Strategy: Instead of a joint account, use a power of attorney or a trust to enable someone to handle your finances in case you become incapacitated. This won’t interfere with your plans to distribute your assets.
When would naming a nonspouse as co-owner make sense? If you trust that person absolutely and you want him/her to inherit that account.
Advantage: Naming a nonspouse as joint owner is a simple, cost-effective way to provide for possible incapacity. What’s more, a valuable tax break won’t be lost.
Example: Jane Jones has $400,000 worth of securities. Her basis is $100,000. If Jane dies as sole owner and leaves her portfolio to her daughter, Alice, in her will, Alice will inherit the securities with a stepped-up basis. After Jane’s death, Alice can sell the inherited securities and owe no capital gains tax on all the appreciation. (Note that this appreciation may be subject to estate tax.) Now suppose that Jane has named Alice as co-owner of the account. That basis step-up will not be lost. If two co-owners are not married to each other, the estate of the first owner to die will include a share of the property based on the portion of the original purchase price furnished by the decedent.
In our example, Jane had acquired all the securities before adding Alice to the account as a joint owner. Thus, 100% of the securities will be included in Jane’s estate and Alice will inherit with a full basis step-up to market value even though she had been named co-owner of the account.
Spousal treatment: What if, in the above example, Jane had instead named her husband, Dan, joint owner of her brokerage account? At Jane’s death, all of the assets in the account would have gone to Dan, but he would have received only half of a basis step-up.
Example: Assume Jane dies when the securities are worth $400,000. Only Jane’s half of the account ($200,000) gets a basis step-up.
Therefore, Dan’s basis in the inherited assets would be $200,000 (a basis step-up for Jane’s half) plus $50,000 (Dan’s half of the original $100,000 basis).
Exceptions: Generally, in community property states, such as California, Nevada, and Texas, Dan would get a full basis step-up. Also, joint tenancies created before 1977 by Jane get a full step-up for Dan.
Strategy: Learn the laws of your state. Assuming the basis step-up will be 50%, not 100%, it might make sense to hold highly appreciated assets in one name so the surviving spouse can inherit with a full step-up.
Gift Tax Trouble
Using joint ownership can lead to a gift-tax trap.

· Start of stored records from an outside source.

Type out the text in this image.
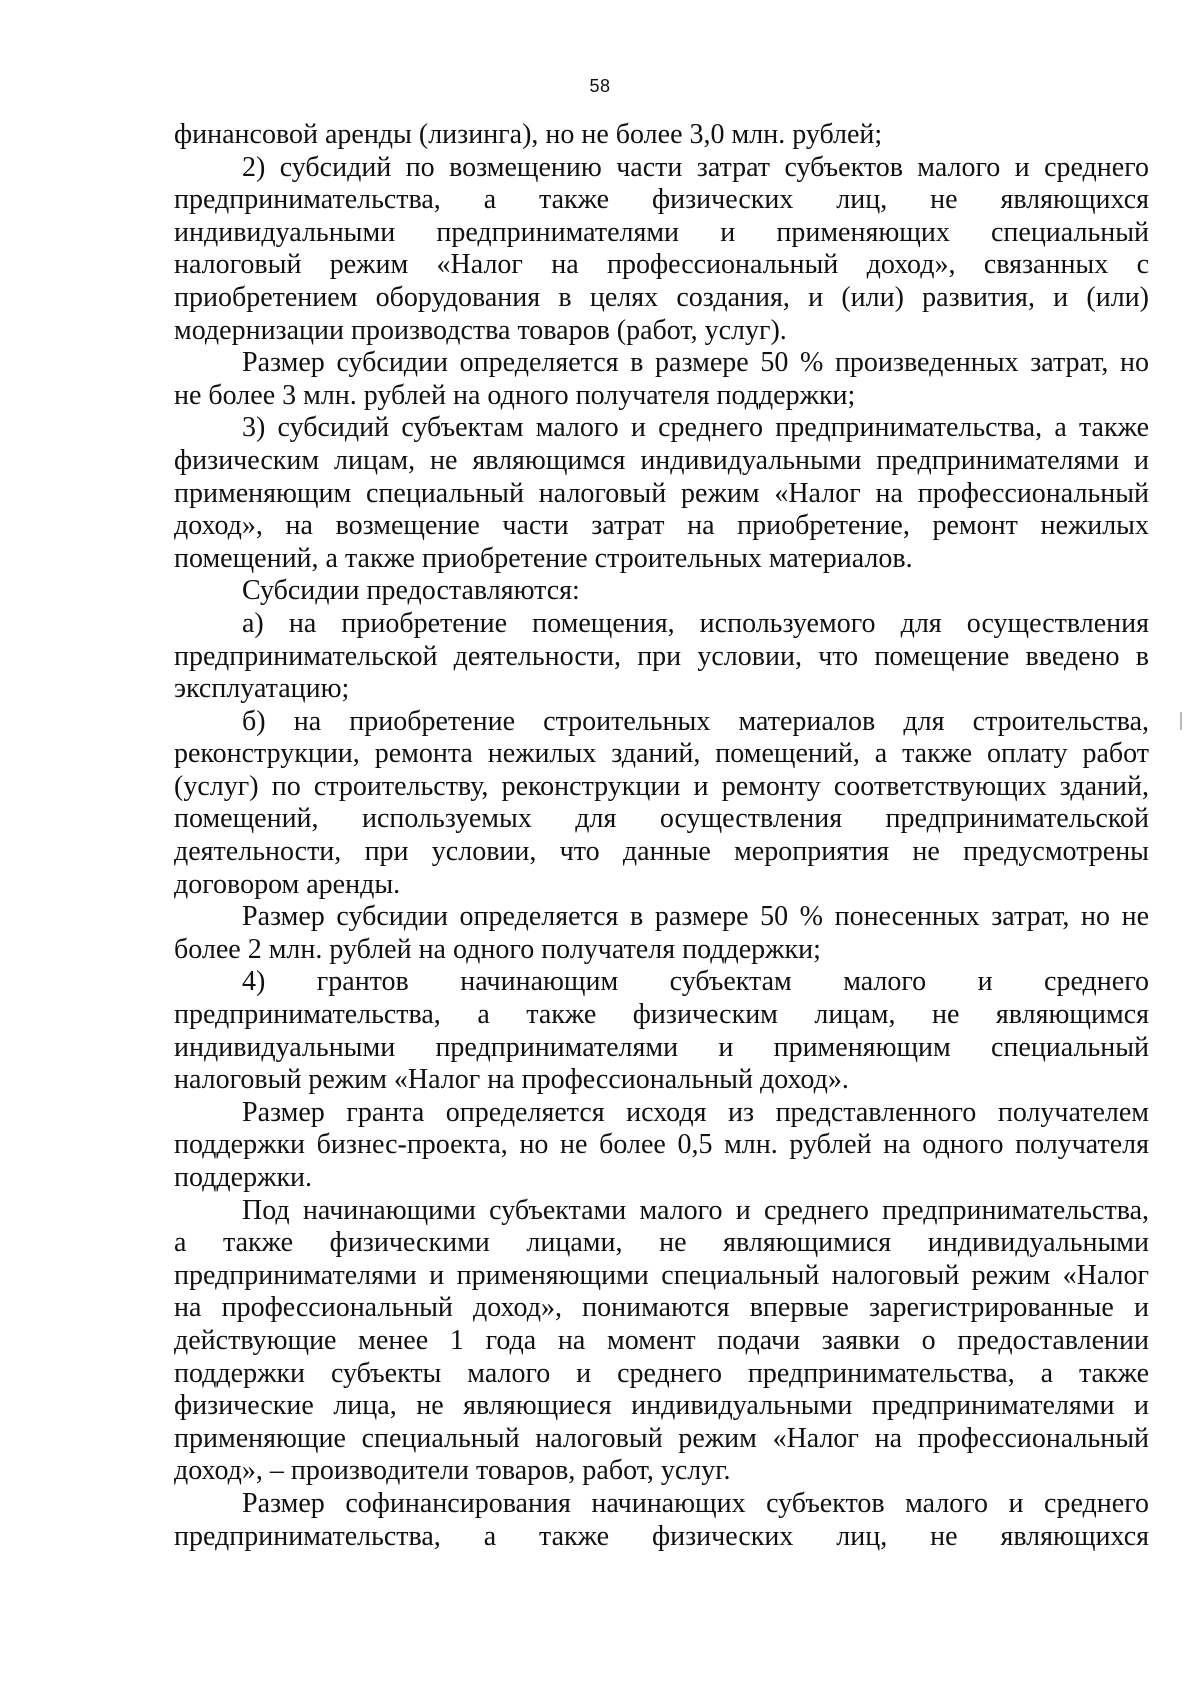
58
финансовой аренды (лизинга), но не более 3,0 млн. рублей;
2) субсидий по возмещению части затрат субъектов малого и среднего
предпринимательства, а также физических лиц, не являющихся
индивидуальными предпринимателями и применяющих специальный
налоговый режим «Налог на профессиональный доход», связанных с
приобретением оборудования в целях создания, и (или) развития, и (или)
модернизации производства товаров (работ, услуг).
Размер субсидии определяется в размере 50 % произведенных затрат, но
не более 3 млн. рублей на одного получателя поддержки;
3) субсидий субъектам малого и среднего предпринимательства, а также
физическим лицам, не являющимся индивидуальными предпринимателями и
применяющим специальный налоговый режим «Налог на профессиональный
доход», на возмещение части затрат на приобретение, ремонт нежилых
помещений, а также приобретение строительных материалов.
Субсидии предоставляются:
а) на приобретение помещения, используемого для осуществления
предпринимательской деятельности, при условии, что помещение введено в
эксплуатацию;
б) на приобретение строительных материалов для строительства,
реконструкции, ремонта нежилых зданий, помещений, а также оплату работ
(услуг) по строительству, реконструкции и ремонту соответствующих зданий,
помещений, используемых для осуществления предпринимательской
деятельности, при условии, что данные мероприятия не предусмотрены
договором аренды.
Размер субсидии определяется в размере 50 % понесенных затрат, но не
более 2 млн. рублей на одного получателя поддержки;
4) грантов начинающим субъектам малого и среднего
предпринимательства, а также физическим лицам, не являющимся
индивидуальными предпринимателями и применяющим специальный
налоговый режим «Налог на профессиональный доход».
Размер гранта определяется исходя из представленного получателем
поддержки бизнес-проекта, но не более 0,5 млн. рублей на одного получателя
поддержки.
Под начинающими субъектами малого и среднего предпринимательства,
а также физическими лицами, не являющимися индивидуальными
предпринимателями и применяющими специальный налоговый режим «Налог
на профессиональный доход», понимаются впервые зарегистрированные и
действующие менее 1 года на момент подачи заявки о предоставлении
поддержки субъекты малого и среднего предпринимательства, а также
физические лица, не являющиеся индивидуальными предпринимателями и
применяющие специальный налоговый режим «Налог на профессиональный
доход», – производители товаров, работ, услуг.
Размер софинансирования начинающих субъектов малого и среднего
предпринимательства, а также физических лиц, не являющихся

Example: Jane Jones has named her daughter, Alice, co-owner of her brokerage account, as above. Alice then withdraws cash or securities from this joint account.
Such a withdrawal may be treated as a taxable gift. If so, gift-tax returns may have to be filed and gift tax might have to be paid.

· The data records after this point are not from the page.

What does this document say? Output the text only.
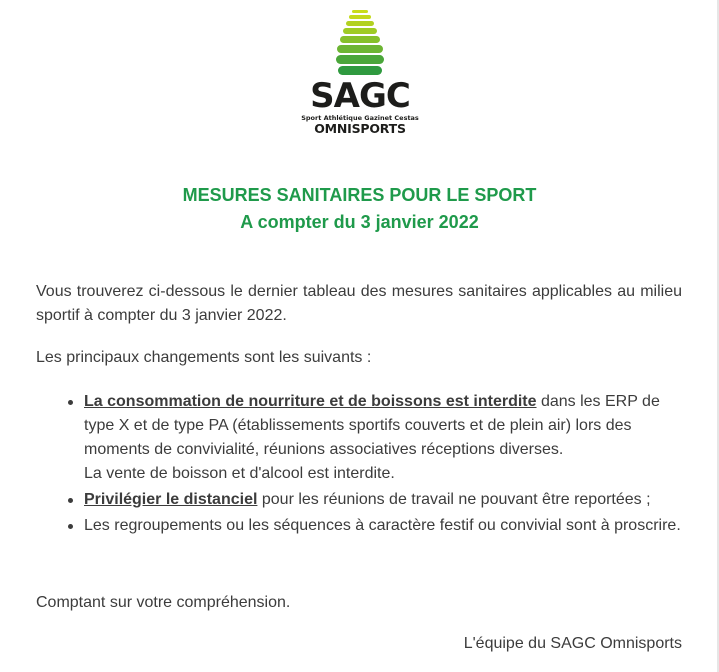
SAGC
Sport Athlétique Gazinet Cestas
OMNISPORTS
MESURES SANITAIRES POUR LE SPORT
A compter du 3 janvier 2022
Vous trouverez ci-dessous le dernier tableau des mesures sanitaires applicables au milieu sportif à compter du 3 janvier 2022.
Les principaux changements sont les suivants :
La consommation de nourriture et de boissons est interdite dans les ERP de type X et de type PA (établissements sportifs couverts et de plein air) lors des moments de convivialité, réunions associatives réceptions diverses.
La vente de boisson et d'alcool est interdite.
Privilégier le distanciel pour les réunions de travail ne pouvant être reportées ;
Les regroupements ou les séquences à caractère festif ou convivial sont à proscrire.
Comptant sur votre compréhension.
L'équipe du SAGC Omnisports
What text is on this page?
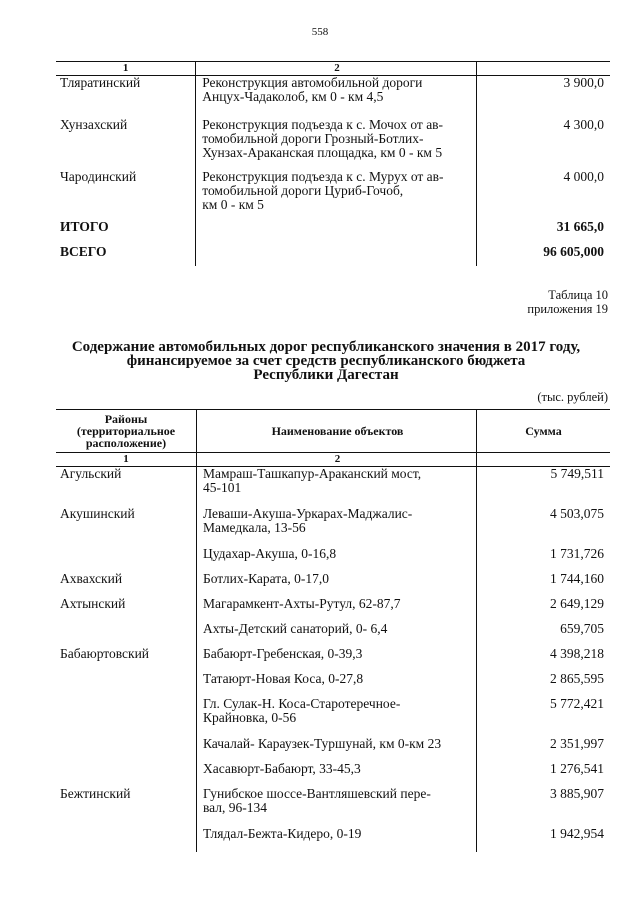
558
1	2	
Тляратинский	Реконструкция автомобильной дороги
Анцух-Чадаколоб, км 0 - км 4,5	3 900,0
Хунзахский	Реконструкция подъезда к с. Мочох от ав-
томобильной дороги Грозный-Ботлих-
Хунзах-Араканская площадка, км 0 - км 5	4 300,0
Чародинский	Реконструкция подъезда к с. Мурух от ав-
томобильной дороги Цуриб-Гочоб,
км 0 - км 5	4 000,0
ИТОГО		31 665,0
ВСЕГО		96 605,000
Таблица 10
приложения 19
Содержание автомобильных дорог республиканского значения в 2017 году,
финансируемое за счет средств республиканского бюджета
Республики Дагестан
(тыс. рублей)
Районы
(территориальное
расположение)	Наименование объектов	Сумма
1	2	
Агульский	Мамраш-Ташкапур-Араканский мост,
45-101	5 749,511
Акушинский	Леваши-Акуша-Уркарах-Маджалис-
Мамедкала, 13-56	4 503,075
	Цудахар-Акуша, 0-16,8	1 731,726
Ахвахский	Ботлих-Карата, 0-17,0	1 744,160
Ахтынский	Магарамкент-Ахты-Рутул, 62-87,7	2 649,129
	Ахты-Детский санаторий, 0- 6,4	659,705
Бабаюртовский	Бабаюрт-Гребенская, 0-39,3	4 398,218
	Татаюрт-Новая Коса, 0-27,8	2 865,595
	Гл. Сулак-Н. Коса-Старотеречное-
Крайновка, 0-56	5 772,421
	Качалай- Караузек-Туршунай, км 0-км 23	2 351,997
	Хасавюрт-Бабаюрт, 33-45,3	1 276,541
Бежтинский	Гунибское шоссе-Вантляшевский пере-
вал, 96-134	3 885,907
	Тлядал-Бежта-Кидеро, 0-19	1 942,954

Acceptable: Alice can withdraw assets to pay for her mother’s expenses. That won’t trigger tax consequences.
Not acceptable: If Alice uses the withdrawn assets for any other purpose (besides Jane’s expenses), the withdrawal will be treated as a gift from Jane to Alice.
If such gifts this year top $12,000, a gift tax return will have to be filed. Once Jane has made a total of $1 million worth of taxable gifts to Alice and other recipients, gift tax will have to be paid if additional gifts are made.
Strategy: If the co-owner named to someone else’s account withdraws assets, document the fact that the assets were used on behalf of the original owner. A diary and cancelled checks can serve as proof.